Which is worse? The liar or the fool?

Personally I think Bitcoin is bringing the worst out in everyone. It’s so out of balance with the world’s way of life. And there’s grave risk involved with what it is doing. Yet, you see little to no media talking about. And I think that is because Bitcoin is part of a global agenda. Something so large that it might be a major turning point.

For thousands of years, money has had something physical to back it up. And NOBODY has ever gotten anything for nothing. There is ALWAYS a COST. Even if it’s down the line. Passing through many hands. But some PERSON will pay for it somewhere. Because all currency value is owned by someone somewhere. All other is counterfeit. Just as the Fed printing phony money thanks to moronic political policies.

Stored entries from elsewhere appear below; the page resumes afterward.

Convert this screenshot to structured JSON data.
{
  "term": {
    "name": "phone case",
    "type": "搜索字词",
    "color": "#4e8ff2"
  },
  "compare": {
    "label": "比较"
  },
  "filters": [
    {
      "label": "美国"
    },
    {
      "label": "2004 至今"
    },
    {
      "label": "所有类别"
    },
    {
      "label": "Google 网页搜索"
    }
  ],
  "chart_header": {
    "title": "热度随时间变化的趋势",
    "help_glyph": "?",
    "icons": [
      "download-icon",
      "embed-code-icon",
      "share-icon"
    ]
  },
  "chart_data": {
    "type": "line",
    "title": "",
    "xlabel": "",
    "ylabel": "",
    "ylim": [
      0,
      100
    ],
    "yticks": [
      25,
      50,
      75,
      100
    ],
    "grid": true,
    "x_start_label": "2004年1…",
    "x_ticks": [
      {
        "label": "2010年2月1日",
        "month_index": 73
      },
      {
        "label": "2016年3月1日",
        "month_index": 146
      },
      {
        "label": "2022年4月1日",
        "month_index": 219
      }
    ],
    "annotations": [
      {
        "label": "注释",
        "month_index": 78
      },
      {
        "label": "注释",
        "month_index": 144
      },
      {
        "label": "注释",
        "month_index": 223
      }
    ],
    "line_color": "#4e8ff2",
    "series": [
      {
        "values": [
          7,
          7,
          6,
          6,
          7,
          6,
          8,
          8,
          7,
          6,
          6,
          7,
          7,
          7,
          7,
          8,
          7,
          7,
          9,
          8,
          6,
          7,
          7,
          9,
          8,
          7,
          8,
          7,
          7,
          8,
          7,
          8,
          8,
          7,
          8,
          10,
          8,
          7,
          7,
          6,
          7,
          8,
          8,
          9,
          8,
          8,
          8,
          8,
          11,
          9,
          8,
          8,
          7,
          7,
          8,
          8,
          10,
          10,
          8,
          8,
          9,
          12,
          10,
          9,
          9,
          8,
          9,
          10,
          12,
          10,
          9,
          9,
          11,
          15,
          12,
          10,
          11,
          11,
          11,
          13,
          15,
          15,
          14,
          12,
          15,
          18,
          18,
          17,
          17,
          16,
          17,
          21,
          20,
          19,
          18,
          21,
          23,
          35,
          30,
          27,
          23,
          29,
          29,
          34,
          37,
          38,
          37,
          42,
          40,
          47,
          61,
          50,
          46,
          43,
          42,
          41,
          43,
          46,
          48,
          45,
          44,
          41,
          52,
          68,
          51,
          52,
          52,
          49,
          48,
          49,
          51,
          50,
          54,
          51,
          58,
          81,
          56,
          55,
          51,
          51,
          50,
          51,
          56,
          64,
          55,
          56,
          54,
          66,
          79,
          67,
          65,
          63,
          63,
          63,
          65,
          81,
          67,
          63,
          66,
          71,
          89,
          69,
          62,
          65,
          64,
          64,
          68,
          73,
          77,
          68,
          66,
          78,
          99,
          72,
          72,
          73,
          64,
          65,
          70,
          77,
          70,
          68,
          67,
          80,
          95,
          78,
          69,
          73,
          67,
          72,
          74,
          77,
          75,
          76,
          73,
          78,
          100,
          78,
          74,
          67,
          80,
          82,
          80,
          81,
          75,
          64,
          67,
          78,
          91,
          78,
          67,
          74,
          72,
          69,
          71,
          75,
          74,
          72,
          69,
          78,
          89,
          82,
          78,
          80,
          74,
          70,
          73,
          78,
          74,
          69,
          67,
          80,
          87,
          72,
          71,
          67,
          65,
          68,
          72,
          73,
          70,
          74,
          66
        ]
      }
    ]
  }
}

So when you buy 1000 Bitcoins for $10 and turn around and have millions in USD. Then SOMEBODY just paid for it. Maybe the money hasn’t been collected yet. But down the line it will be. The bill will pass through many hands before it finally ends up landing on society. In the form of high prices, taxes, blood. Whatever. But there’s no way the filthy rich are going to pay YOU millions for a $10 investment out of their own pockets. There is always a catch.

But unlike any other gambling scheme. Bitcoin is growing into a monster bigger than the planet Earth. And the only thing that will save fate is for it to crash hard and for all investors to lose their behinds. And I can only pray that it WILL happen before we see an enormous global crash.

Quick: what physical thing backs up the U.S. dollar? The British pound? The euro?

what physical thing backs up the U.S. dollar?

The roughly 1600 Abrams tanks and other armaments of the US Military?

Only mostly joking. We clearly don’t have a physically secured currency (which is a good thing economically) but it is backed non-physically by the United States Government, with all it’s Diplomatic, Economic, and Military might. BitCoin has no backing or oversight (beyond the planned slowdown of the blockchain) which means you either trust the math that was done once, or you ride the show until you lose or make it big.

> beyond the planned slowdown of the blockchain

There is no planned slow down of bitcoins blockchain. Targetted block times average the same 10 minutes so long as the chain runs.

The number of bitcoins per block has been decreased several times. As well as a regular difficulty increase and the built in limit to the total number of bitcoin that will ever released. All of this could be considered slow down if you determine speed as the amount of bitcoin you can get per processing power.

Elon. Please save us.

So why do people keep retweeting offers that seem sketchy?

Best case scenario: you earn 16K in bitcoin.
Worst case scenario; you’ve wasted 2 seconds of your life.

Not much of a puzzle.

your best case scenario is statistically worth 50 cents…
5 winners / 160k rt (at time of writing) * 16k

Better than most lotteries, but that’s assume the guy isn’t full of s….

And I’d gladly pay $.5 to not be the type of person who retweets something like this.